How Obamacare is taking a bite out of CEO pay

Obamacare is known for overhauling how millions of how Americans buy health insurance, but it is also quietly having an effect on another key aspect of health care costs: executive pay.

That's because the law includes a little-known rule that puts a $500,000 cap on how much health insurers can deduct from their taxes for top executives' compensation. The outcome? At least $72 million was returned to taxpayers last year, based on the pay of top executives at America's top 10 largest publicly traded health insurance companies, according to a report from the left-leaning Institute for Policy Studies (IPS).

The $500,000 deduction limit was sparked by concern that health insurers, which were expected to be flooded with new customers under Obamacare, would lavish their CEOs with higher pay, notes Sarah Anderson, Global Economy Project director at IPS. The cap was meant to deter such corporations essentially profiteering from Obamacare, she notes.

"It's a common sense thing to do," Anderson said. "They can still pay them as much as they like, but they can't deduct it."

So far, there's little evidence that limiting the loophole has tamped down health insurance executives' pay, given that compensation levels didn't decline last year, the report found. On the other hand, the share of executive pay that health insurers could claim as tax-deductible shrank from 27 percent from 96 percent in 2012, the report found.

The performance-pay loophole has been cited by some critics as one reason for bloated CEO compensation.
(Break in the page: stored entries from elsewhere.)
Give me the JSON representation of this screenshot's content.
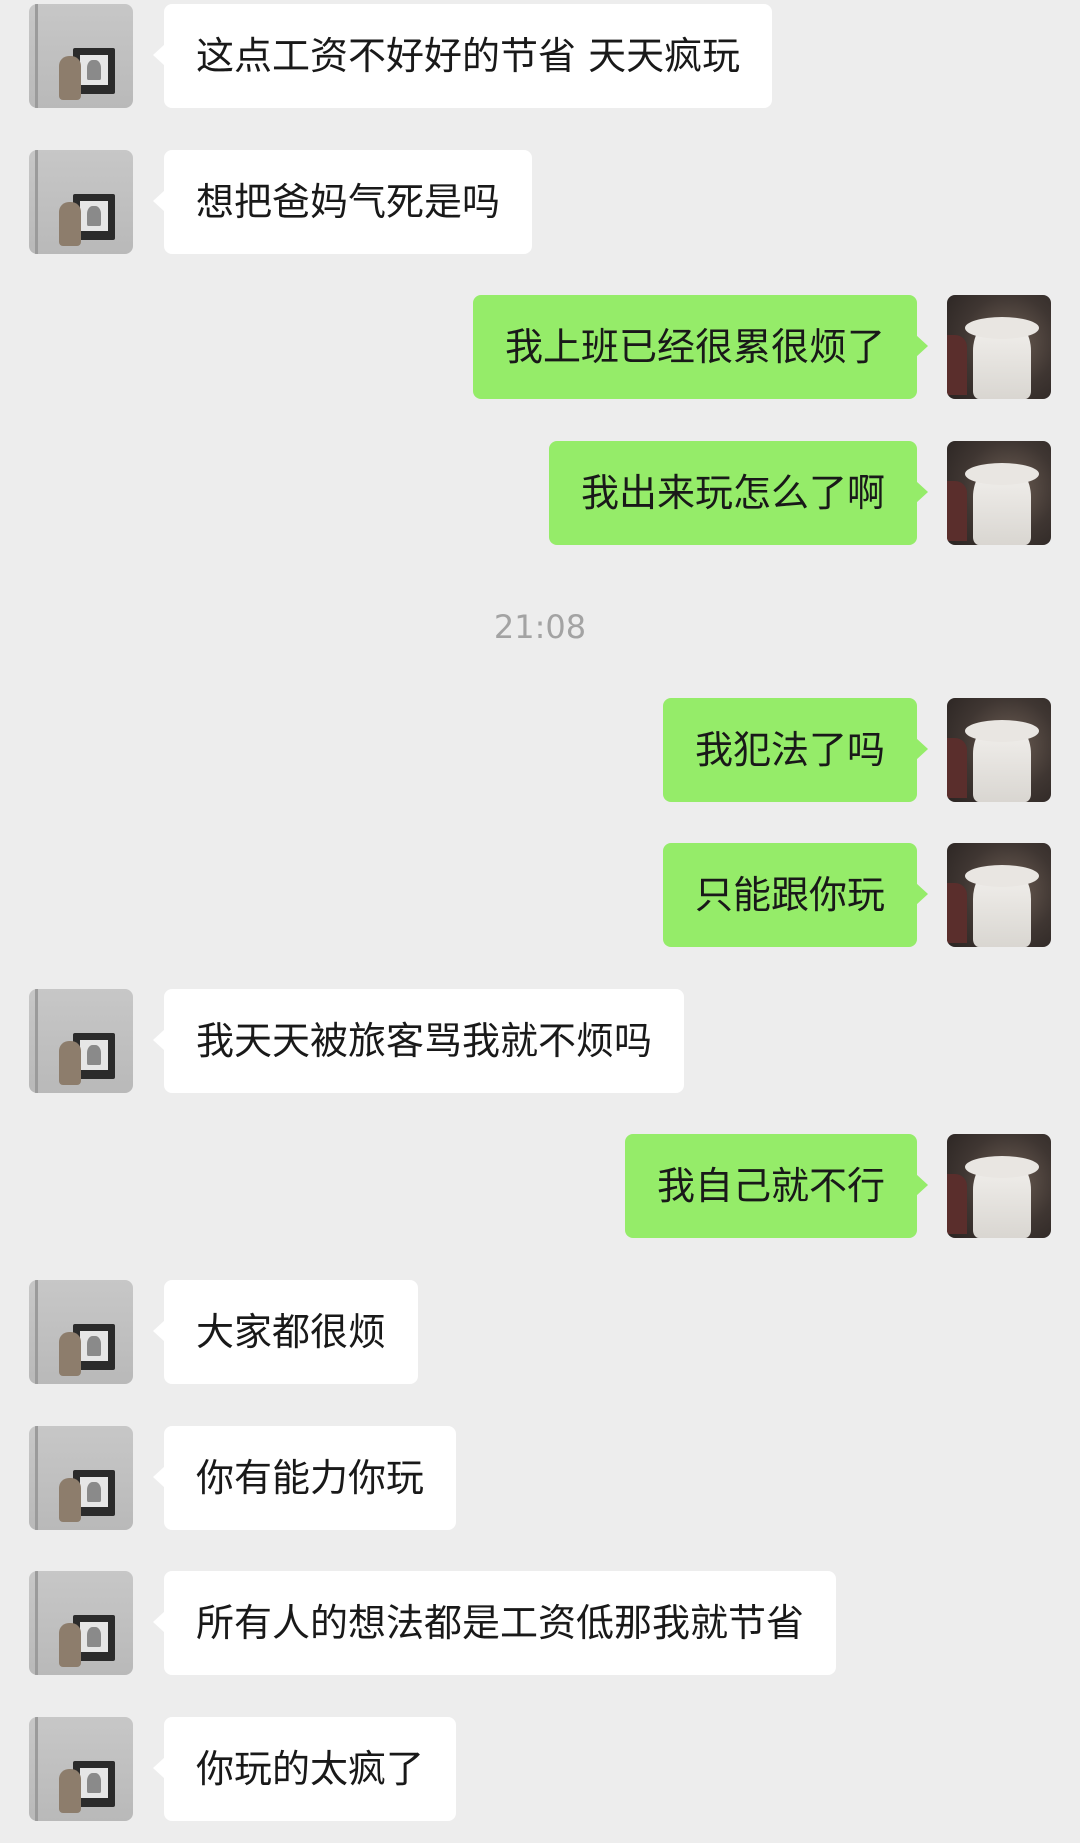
{
  "chat": {
    "messages": [
      {
        "side": "left",
        "text": "这点工资不好好的节省 天天疯玩"
      },
      {
        "side": "left",
        "text": "想把爸妈气死是吗"
      },
      {
        "side": "right",
        "text": "我上班已经很累很烦了"
      },
      {
        "side": "right",
        "text": "我出来玩怎么了啊"
      },
      {
        "side": "right",
        "text": "我犯法了吗"
      },
      {
        "side": "right",
        "text": "只能跟你玩"
      },
      {
        "side": "left",
        "text": "我天天被旅客骂我就不烦吗"
      },
      {
        "side": "right",
        "text": "我自己就不行"
      },
      {
        "side": "left",
        "text": "大家都很烦"
      },
      {
        "side": "left",
        "text": "你有能力你玩"
      },
      {
        "side": "left",
        "text": "所有人的想法都是工资低那我就节省"
      },
      {
        "side": "left",
        "text": "你玩的太疯了"
      }
    ],
    "timestamp": "21:08"
  },
  "colors": {
    "background": "#ededed",
    "incoming_bubble": "#ffffff",
    "outgoing_bubble": "#95ec69",
    "timestamp_text": "#a3a3a3"
  }
}
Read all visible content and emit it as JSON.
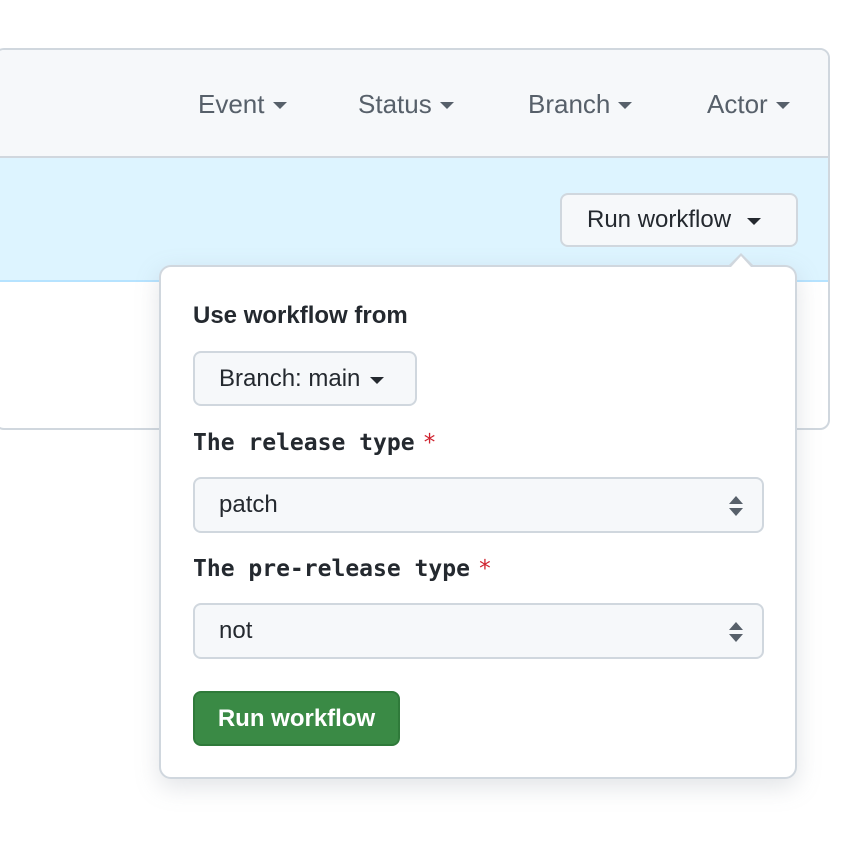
{
  "filters": {
    "event": "Event",
    "status": "Status",
    "branch": "Branch",
    "actor": "Actor"
  },
  "run_workflow_toggle": "Run workflow",
  "popover": {
    "use_workflow_from_label": "Use workflow from",
    "branch_button": "Branch: main",
    "release_type": {
      "label": "The release type",
      "required_mark": "*",
      "value": "patch"
    },
    "prerelease_type": {
      "label": "The pre-release type",
      "required_mark": "*",
      "value": "not"
    },
    "submit_button": "Run workflow"
  },
  "colors": {
    "header_bg": "#f6f8fa",
    "highlight_row_bg": "#ddf4ff",
    "border": "#d0d7de",
    "required": "#cf222e",
    "primary_button": "#3a8a45"
  },
  "icons": {
    "dropdown": "caret-down-icon",
    "select": "up-down-arrows-icon"
  }
}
Back in 1983, the average CEO made 46 times the average worker; by 2013, that ratio had swelled to 331-to-one.

The loophole stems back to 1993, when a tweak to the U.S. tax code aimed to reform executive pay by capping corporate tax deductions for executive pay for $1 million. At the same time, it allowed tax deductions for "performance-based pay." Since CEO pay has surged since then, it seems that the incentive to dampen excessive pay didn't work as planned.

Not only health insurers benefit from tax payer subsidies, of course. Low-wage employees at Walmart (WMT) have been estimated to take $6.2 billion in public assistance, such as food stamps and Medicaid.

"It would be hard to find a major company that isn't benefiting in some way from public largesse," Anderson said. "It's outrageous that executives are making these incredible amounts of money and it's subsidized by taxpayers."